There's a majesty in his playing, which has the fluid, ringing clarity of Lee Ritenour or John Hall; in fact, there's a brisk, Orleans-style percussive edge to many of Keaggy's compositions. A very modern player, he can shift from a Dregs-like funk shuffle on the instrumental "Happy" to the Steely Dan-ish gloss of "Nobody's Playgirl Now" and "Make a Change," and to the Doobie-ish soul of the title cut. Keaggy's clear, soft-focus vocals and melodic romanticism are often reminiscent of Paul McCartney -- "Carefree" and "Papa Song" would be maudlin in less honest hands.

Like T-Bone Burnett, Keaggy doesn't so much preach as exemplify the quiet strength of his Christian life -- the power of positive pop, as it were. He points not at the listener but to his benevolent God, tightly bound family and lasting friendships.

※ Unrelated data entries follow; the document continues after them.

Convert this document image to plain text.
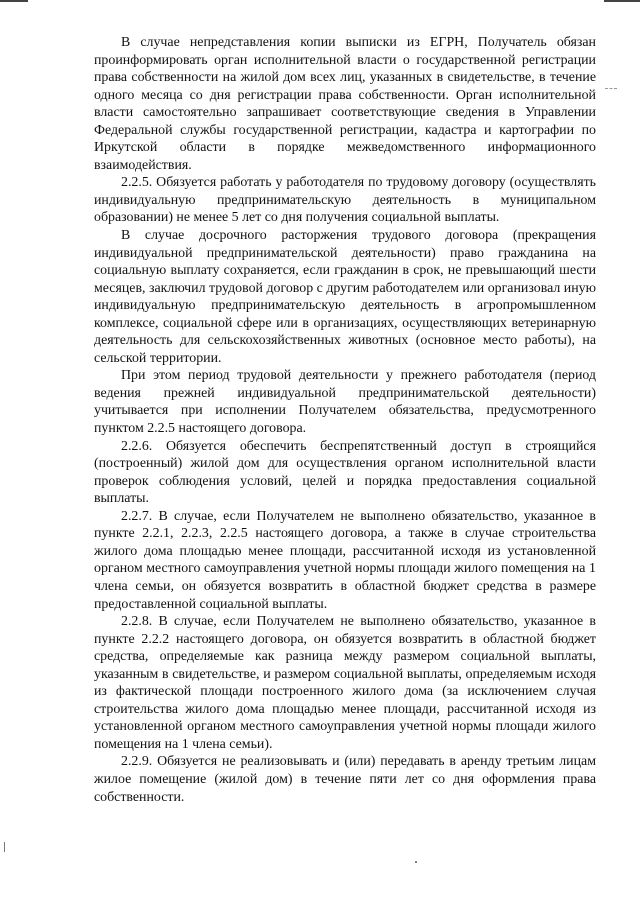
В случае непредставления копии выписки из ЕГРН, Получатель обязан проинформировать орган исполнительной власти о государственной регистрации права собственности на жилой дом всех лиц, указанных в свидетельстве, в течение одного месяца со дня регистрации права собственности. Орган исполнительной власти самостоятельно запрашивает соответствующие сведения в Управлении Федеральной службы государственной регистрации, кадастра и картографии по Иркутской области в порядке межведомственного информационного взаимодействия.

2.2.5. Обязуется работать у работодателя по трудовому договору (осуществлять индивидуальную предпринимательскую деятельность в муниципальном образовании) не менее 5 лет со дня получения социальной выплаты.

В случае досрочного расторжения трудового договора (прекращения индивидуальной предпринимательской деятельности) право гражданина на социальную выплату сохраняется, если гражданин в срок, не превышающий шести месяцев, заключил трудовой договор с другим работодателем или организовал иную индивидуальную предпринимательскую деятельность в агропромышленном комплексе, социальной сфере или в организациях, осуществляющих ветеринарную деятельность для сельскохозяйственных животных (основное место работы), на сельской территории.

При этом период трудовой деятельности у прежнего работодателя (период ведения прежней индивидуальной предпринимательской деятельности) учитывается при исполнении Получателем обязательства, предусмотренного пунктом 2.2.5 настоящего договора.

2.2.6. Обязуется обеспечить беспрепятственный доступ в строящийся (построенный) жилой дом для осуществления органом исполнительной власти проверок соблюдения условий, целей и порядка предоставления социальной выплаты.

2.2.7. В случае, если Получателем не выполнено обязательство, указанное в пункте 2.2.1, 2.2.3, 2.2.5 настоящего договора, а также в случае строительства жилого дома площадью менее площади, рассчитанной исходя из установленной органом местного самоуправления учетной нормы площади жилого помещения на 1 члена семьи, он обязуется возвратить в областной бюджет средства в размере предоставленной социальной выплаты.

2.2.8. В случае, если Получателем не выполнено обязательство, указанное в пункте 2.2.2 настоящего договора, он обязуется возвратить в областной бюджет средства, определяемые как разница между размером социальной выплаты, указанным в свидетельстве, и размером социальной выплаты, определяемым исходя из фактической площади построенного жилого дома (за исключением случая строительства жилого дома площадью менее площади, рассчитанной исходя из установленной органом местного самоуправления учетной нормы площади жилого помещения на 1 члена семьи).

2.2.9. Обязуется не реализовывать и (или) передавать в аренду третьим лицам жилое помещение (жилой дом) в течение пяти лет со дня оформления права собственности.
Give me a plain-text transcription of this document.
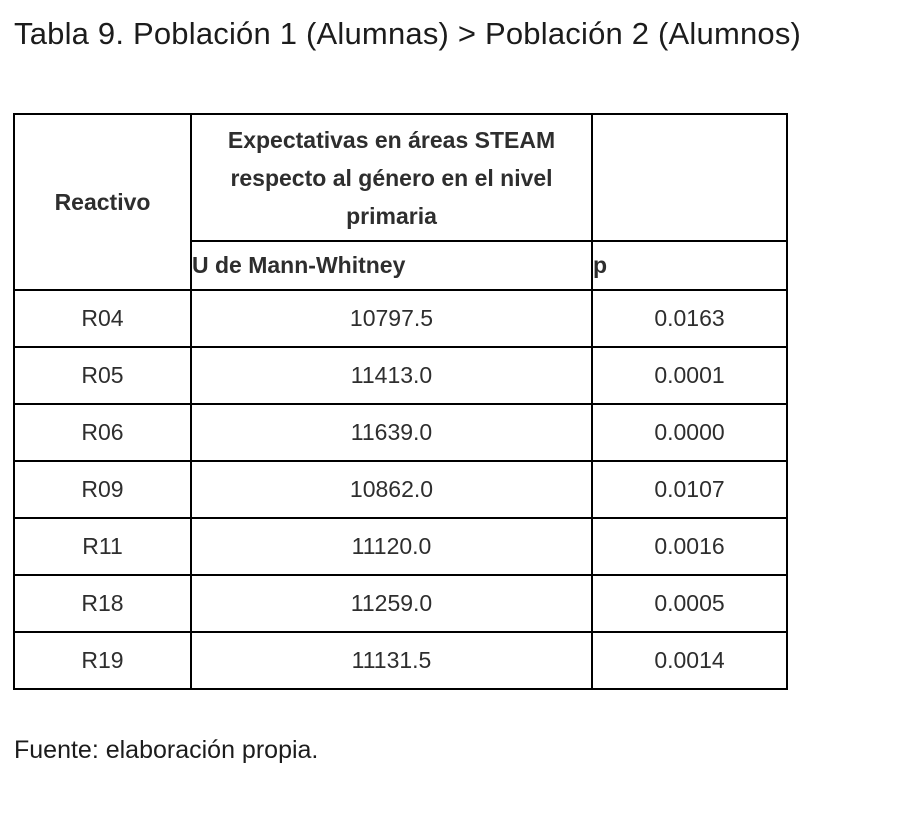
Tabla 9. Población 1 (Alumnas) > Población 2 (Alumnos)
Reactivo	Expectativas en áreas STEAM respecto al género en el nivel primaria	
	U de Mann-Whitney	p
R04	10797.5	0.0163
R05	11413.0	0.0001
R06	11639.0	0.0000
R09	10862.0	0.0107
R11	11120.0	0.0016
R18	11259.0	0.0005
R19	11131.5	0.0014
Fuente: elaboración propia.
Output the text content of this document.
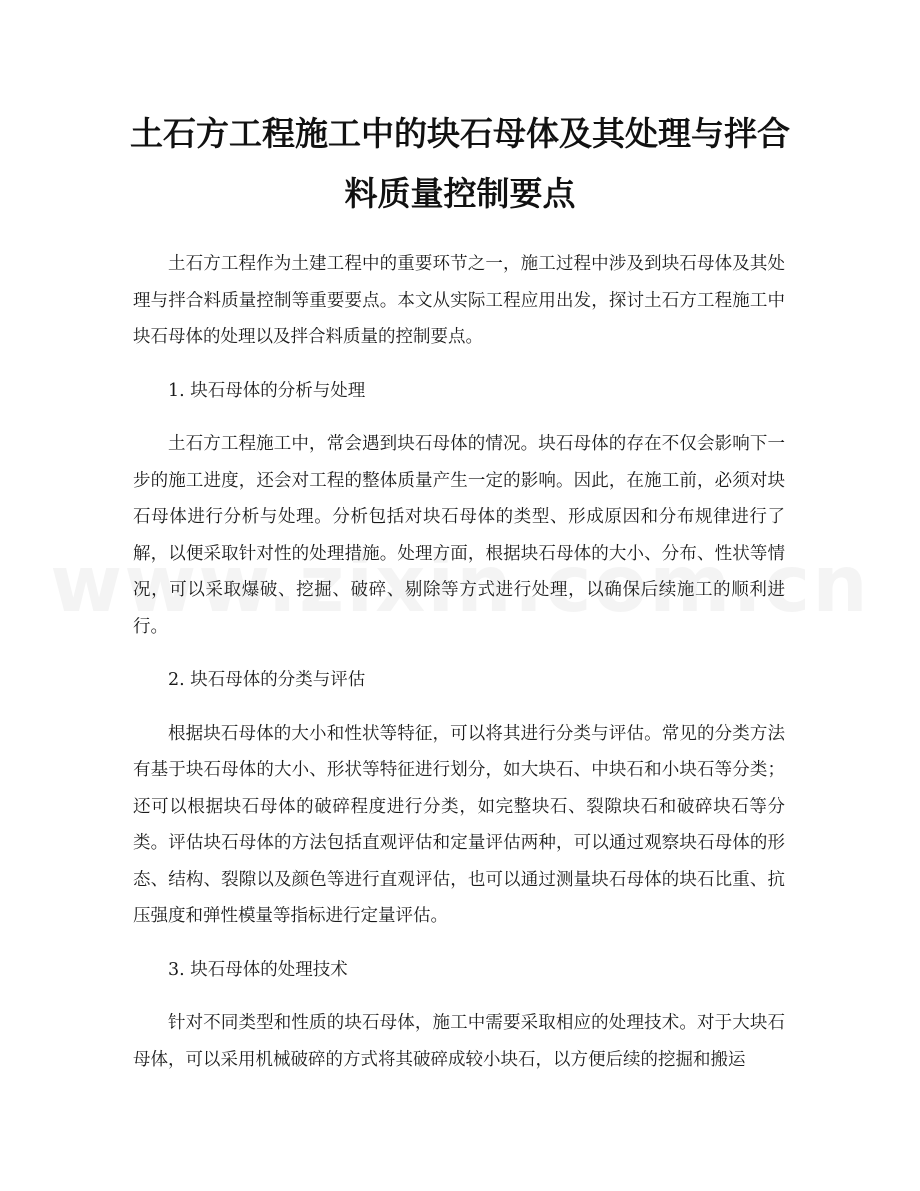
土石方工程施工中的块石母体及其处理与拌合料质量控制要点

土石方工程作为土建工程中的重要环节之一，施工过程中涉及到块石母体及其处理与拌合料质量控制等重要要点。本文从实际工程应用出发，探讨土石方工程施工中块石母体的处理以及拌合料质量的控制要点。

1. 块石母体的分析与处理

土石方工程施工中，常会遇到块石母体的情况。块石母体的存在不仅会影响下一步的施工进度，还会对工程的整体质量产生一定的影响。因此，在施工前，必须对块石母体进行分析与处理。分析包括对块石母体的类型、形成原因和分布规律进行了解，以便采取针对性的处理措施。处理方面，根据块石母体的大小、分布、性状等情况，可以采取爆破、挖掘、破碎、剔除等方式进行处理，以确保后续施工的顺利进行。

2. 块石母体的分类与评估

根据块石母体的大小和性状等特征，可以将其进行分类与评估。常见的分类方法有基于块石母体的大小、形状等特征进行划分，如大块石、中块石和小块石等分类；还可以根据块石母体的破碎程度进行分类，如完整块石、裂隙块石和破碎块石等分类。评估块石母体的方法包括直观评估和定量评估两种，可以通过观察块石母体的形态、结构、裂隙以及颜色等进行直观评估，也可以通过测量块石母体的块石比重、抗压强度和弹性模量等指标进行定量评估。

3. 块石母体的处理技术

针对不同类型和性质的块石母体，施工中需要采取相应的处理技术。对于大块石母体，可以采用机械破碎的方式将其破碎成较小块石，以方便后续的挖掘和搬运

There's nothing fractious or disturbing here, though Keaggy's willing to turn out some tough, involuted guitar phrases to punch up a melody. (Like McCartney, he also plays most of the instruments heard on the album.) ON RECORD, ON STAGE THE ALBUM PHIL KEAGGY -- Play Thru Me (Sparrow SPR 1062). THE CONCERT PHIL KEAGGY with Sheila Walsh, Sunday at 3 and 8 at Fairfax High School Auditorium.